Traffic cameras equipped to capture the speeds of passing vehicles are coming to multiple public school zones thanks to an agreement between the Baldwin County Board of Education and City of Milledgeville.
City council adopted the memorandum of understanding (MOU) between the two government entities last month and the school board gave its final seal of approval Tuesday. According to the MOU, the speed cameras will be placed in school traffic zones near Midway Hills Primary, Lakeview Primary and Oak Hill Middle School along Blandy Road as well as Baldwin High School on Highway 49. Both Lakeview Academy and the Early Learning Center lie within the Baldwin County School District’s main complex on ABC Street, which is not a major road, so no devices are to be placed there. Midway Hills Academy is outside the Milledgeville city limits, so in order for a camera or cameras to be placed there a deal would need to be struck with the Baldwin County Board of Commissioners.
It is not known yet how many devices will be installed or when they will be installed, but Tuesday’s BOE vote got the ball rolling.
BOE and city officials have partnered with RedSpeed, a Florida-based company, to bring the speed photo-enforcement camera equipment to the local school zones. A representative from the company along with Milledgeville Police Chief Dray Swicord briefed school board members and district personnel on the effort back in July. The two men made a similar presentation to Milledgeville City Council in April before council members approved a local ordinance for implementation in May.

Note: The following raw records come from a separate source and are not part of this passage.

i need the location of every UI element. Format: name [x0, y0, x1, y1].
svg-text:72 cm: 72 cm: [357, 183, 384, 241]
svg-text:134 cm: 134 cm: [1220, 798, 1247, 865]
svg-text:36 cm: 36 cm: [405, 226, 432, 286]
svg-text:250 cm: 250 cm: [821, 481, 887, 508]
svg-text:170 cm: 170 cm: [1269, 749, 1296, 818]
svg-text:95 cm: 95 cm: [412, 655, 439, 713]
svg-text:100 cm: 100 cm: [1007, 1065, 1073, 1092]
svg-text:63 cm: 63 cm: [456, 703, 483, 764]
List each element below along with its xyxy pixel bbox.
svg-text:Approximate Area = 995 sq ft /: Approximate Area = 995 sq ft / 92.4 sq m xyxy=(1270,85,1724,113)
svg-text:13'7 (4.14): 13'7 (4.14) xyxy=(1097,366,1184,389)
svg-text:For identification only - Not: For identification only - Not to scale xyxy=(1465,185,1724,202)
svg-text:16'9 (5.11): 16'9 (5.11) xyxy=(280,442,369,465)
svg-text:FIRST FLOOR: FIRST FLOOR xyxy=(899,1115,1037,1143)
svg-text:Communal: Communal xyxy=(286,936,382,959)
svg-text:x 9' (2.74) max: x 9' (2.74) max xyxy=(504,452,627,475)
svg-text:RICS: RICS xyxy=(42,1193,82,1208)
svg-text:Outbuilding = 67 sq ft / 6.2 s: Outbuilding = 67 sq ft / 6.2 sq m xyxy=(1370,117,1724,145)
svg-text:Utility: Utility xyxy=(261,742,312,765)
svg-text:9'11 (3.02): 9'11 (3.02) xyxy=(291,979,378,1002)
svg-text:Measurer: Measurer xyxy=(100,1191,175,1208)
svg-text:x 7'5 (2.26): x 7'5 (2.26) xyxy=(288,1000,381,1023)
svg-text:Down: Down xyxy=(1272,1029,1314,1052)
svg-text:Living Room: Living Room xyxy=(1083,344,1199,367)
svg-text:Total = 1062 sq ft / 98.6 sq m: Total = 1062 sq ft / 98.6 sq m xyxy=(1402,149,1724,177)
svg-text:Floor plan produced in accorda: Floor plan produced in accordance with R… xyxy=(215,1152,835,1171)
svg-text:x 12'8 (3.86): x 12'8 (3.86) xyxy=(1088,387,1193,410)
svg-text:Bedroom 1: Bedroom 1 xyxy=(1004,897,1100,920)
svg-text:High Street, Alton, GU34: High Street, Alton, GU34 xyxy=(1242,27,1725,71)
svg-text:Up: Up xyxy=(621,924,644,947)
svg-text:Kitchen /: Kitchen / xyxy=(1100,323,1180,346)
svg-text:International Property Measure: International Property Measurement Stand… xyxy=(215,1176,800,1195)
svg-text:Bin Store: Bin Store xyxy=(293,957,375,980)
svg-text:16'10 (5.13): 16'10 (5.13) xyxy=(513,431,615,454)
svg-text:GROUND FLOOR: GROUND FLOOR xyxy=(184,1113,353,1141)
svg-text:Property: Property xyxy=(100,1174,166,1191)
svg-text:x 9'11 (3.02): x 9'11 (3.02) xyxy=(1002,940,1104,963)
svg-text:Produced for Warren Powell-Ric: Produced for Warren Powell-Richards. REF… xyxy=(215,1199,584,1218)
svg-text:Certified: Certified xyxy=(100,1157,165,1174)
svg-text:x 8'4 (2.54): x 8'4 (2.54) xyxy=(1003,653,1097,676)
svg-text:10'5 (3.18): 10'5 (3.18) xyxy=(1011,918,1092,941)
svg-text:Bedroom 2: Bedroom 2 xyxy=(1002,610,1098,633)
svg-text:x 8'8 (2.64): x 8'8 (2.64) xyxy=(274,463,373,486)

Those caught speeding 11 miles per hour or more over the posted speed limit in school zones by the RedSpeed cameras will be subject to a $75 fine on a first offense. If a second offense is committed in one year’s time the fine is $125. The chief stressed that such fines would strictly be “civil penalties” and would not go against the vehicle owner’s insurance or driving record, similar to a parking ticket. According to figures given at the summer meeting, 65 percent of the money paid by offenders goes to MPD while RedSpeed gets the remaining 35 percent.
A traffic study was done in April to see if there would be data supporting the implementation of the speed enforcement system. A monitoring device recorded 494 drivers exceeding the posted speed limit by at least 11 mph in the school zone in front of Baldwin High over a nine-hour period on a school day.
“Do I think it will be effective? I certainly do,” Swicord said when presenting to the school board in July.
While the Baldwin County School District will not see any of the revenue generated, the MOU states that, “annual reports will be made on or before June 30 of each year to the school district detailing funds utilized on public safety activities and initiatives that impact individual schools within the incorporated area of the city and the school district. The school district will serve as the applicant through the Georgia Department of Transportation (GDOT), but will not be responsible for installation or maintenance of the equipment.